Now we will simply pass the text samples as a list to hyp.plot. By default hypertools will transform the text data using a topic model that was fit on a variety of wikipedia pages. Specifically, the text is vectorized using the scikit-learn CountVectorizer and then passed on to a LatentDirichletAllocation to estimate topics. As can be seen below, the 5 chunks of text from the dog/cat wiki pages cluster together, suggesting they are made up of distint topics.

hue=['dog']*chunk_size+['cat']*chunk_size
geo = hyp.plot(dog + cat, 'o', hue=hue, size=[8, 6])
../_images/text_7_0.png

Now, let’s add a third very different topic to the plot.

bball_text = wiki.page('Basketball').content
bball = chunk(bball_text, int(len(bball_text)/chunk_size))

hue=['dog']*chunk_size+['cat']*chunk_size+['bball']*chunk_size
geo = hyp.plot(dog + cat + bball, 'o', hue=hue, labels=hue, size=[8, 6])
../_images/text_9_0.png

As you might expect, the cat and dog text chunks are closer to each other than to basketball in this topic space. Since cats and dogs are both animals, they share many more features (and thus are described with similar text) than basketball.

Visualizing NIPS papers

The next example is a dataset of all NIPS papers published from 1987. They are fit and transformed using the text from each paper. This example dataset can be loaded using the code below.

nips = hyp.load('nips')
nips.plot(size=[8, 6])
../_images/text_12_0.png
<hypertools.datageometry.DataGeometry at 0x10ebe1750>

Visualizing Wikipedia pages

Here, we will plot a collection of wikipedia pages, transformed using a topic model (the default ‘wiki’ model) that was fit on the same articles. We will reduce the dimensionality of the data with TSNE, and then discover cluster with the ‘HDBSCAN’ algorithm.

wiki = hyp.load('wiki')
wiki.plot(size=[8, 6])
../_images/text_14_0.png
<hypertools.datageometry.DataGeometry at 0x11db6e790>

Visualizing State of the Union Addresses

In this example we will plot each state of the union address from 1989 to present. The dots are colored and labeled by president. The semantic model that was used to transform is the default ‘wiki’ model, which is a CountVectorizer->LatentDirichletAllocation pipeline fit with a selection of wikipedia pages. As you can see below, the points generally seem to cluster by president, but also by party affiliation (democrats mostly on the left and republicans mostly on the right).

sotus = hyp.load('sotus')
sotus.plot(size=[10,8])
../_images/text_16_0.png
<hypertools.datageometry.DataGeometry at 0x117e040d0>

Changing the reduction model

These data are reduce with PCA. Want to visualize using a different algorithm? Simply change the reduce parameter. This gives a different, but equally interesting lower dimensional representation of the data.
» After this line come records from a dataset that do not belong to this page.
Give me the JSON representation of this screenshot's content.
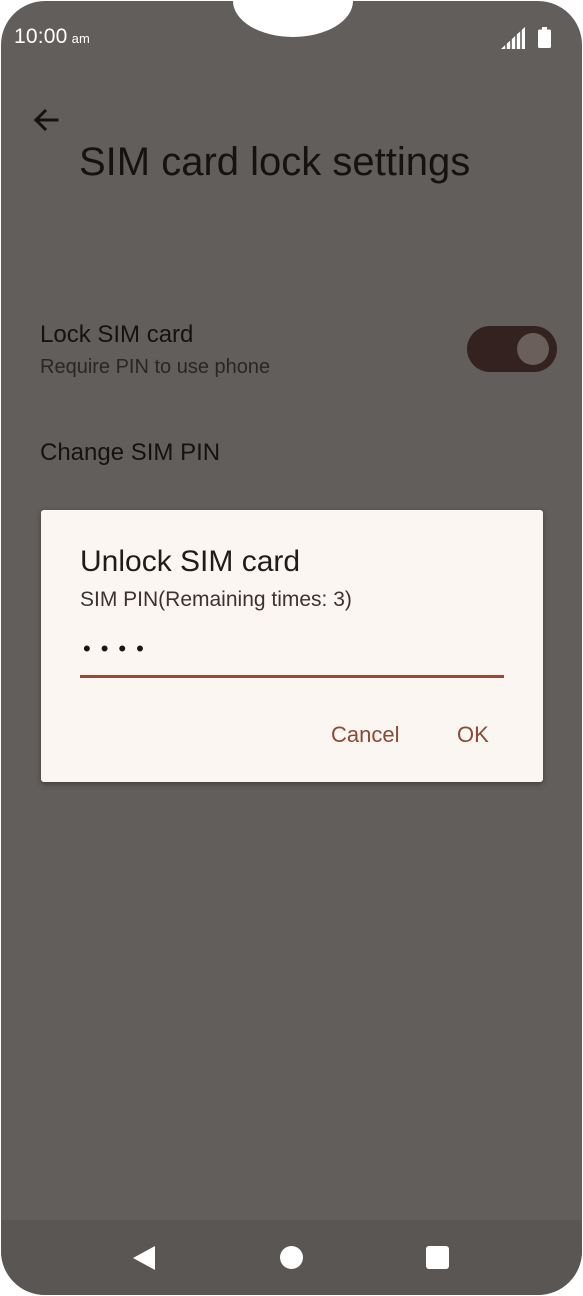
{
  "status_bar": {
    "time": "10:00",
    "ampm": "am",
    "signal_icon": "cell-signal-icon",
    "battery_icon": "battery-full-icon"
  },
  "header": {
    "back_icon": "arrow-back-icon",
    "title": "SIM card lock settings"
  },
  "settings": {
    "lock_sim": {
      "title": "Lock SIM card",
      "subtitle": "Require PIN to use phone",
      "toggle_on": true
    },
    "change_pin": {
      "title": "Change SIM PIN"
    }
  },
  "dialog": {
    "title": "Unlock SIM card",
    "subtitle": "SIM PIN(Remaining times: 3)",
    "pin_masked": "••••",
    "cancel_label": "Cancel",
    "ok_label": "OK"
  },
  "colors": {
    "screen_dim": "#625e5c",
    "dialog_bg": "#fbf6f2",
    "accent": "#8a4a36",
    "toggle_track": "#33221f"
  },
  "nav_bar": {
    "back_icon": "nav-back-triangle-icon",
    "home_icon": "nav-home-circle-icon",
    "recents_icon": "nav-recents-square-icon"
  }
}
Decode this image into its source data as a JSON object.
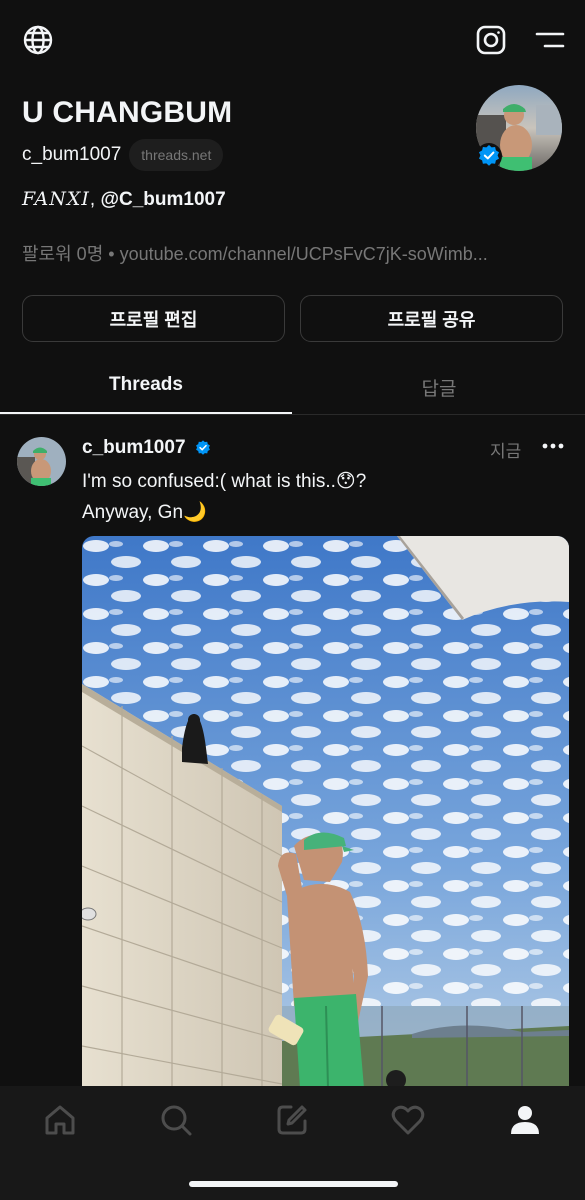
{
  "profile": {
    "name": "U CHANGBUM",
    "handle": "c_bum1007",
    "domain": "threads.net",
    "bio_fancy": "FANXI",
    "bio_sep": ", ",
    "bio_mention": "@C_bum1007",
    "followers": "팔로워 0명",
    "separator": " • ",
    "link": "youtube.com/channel/UCPsFvC7jK-soWimb..."
  },
  "buttons": {
    "edit_profile": "프로필 편집",
    "share_profile": "프로필 공유"
  },
  "tabs": [
    {
      "label": "Threads",
      "active": true
    },
    {
      "label": "답글",
      "active": false
    }
  ],
  "post": {
    "username": "c_bum1007",
    "time": "지금",
    "line1": "I'm so confused:( what is this..😯?",
    "line2": "Anyway, Gn🌙"
  },
  "icons": {
    "top_left": "globe-icon",
    "top_right": [
      "instagram-icon",
      "menu-icon"
    ],
    "nav": [
      "home-icon",
      "search-icon",
      "compose-icon",
      "heart-icon",
      "profile-icon"
    ]
  },
  "colors": {
    "background": "#101010",
    "text": "#f3f5f7",
    "muted": "#777777",
    "verified": "#0095f6",
    "nav_bg": "#181818"
  }
}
sotus.plot(reduce='UMAP', size=[10, 8])
../_images/text_18_0.png
<hypertools.datageometry.DataGeometry at 0x11bf57610>

Defining a corpus

Now let’s change the corpus used to train the text model. Specifically, we’ll use the ‘nips’ text, a collection of scientific papers. To do this, set corpus='nips'. You can also specify your own text (as a list of text samples) to train the model.

sotus.plot(reduce='UMAP', corpus='nips', size=[10, 8])
../_images/text_20_0.png
<hypertools.datageometry.DataGeometry at 0x11c0cf210>

Interestingly, plotting the data transformed by a different topic model (trained on scientific articles) gives a totally different representation of the data. This is because the themes extracted from a homogenous set of scientific articles are distinct from the themes extract from diverse set of wikipedia articles, so the transformation function will be unique.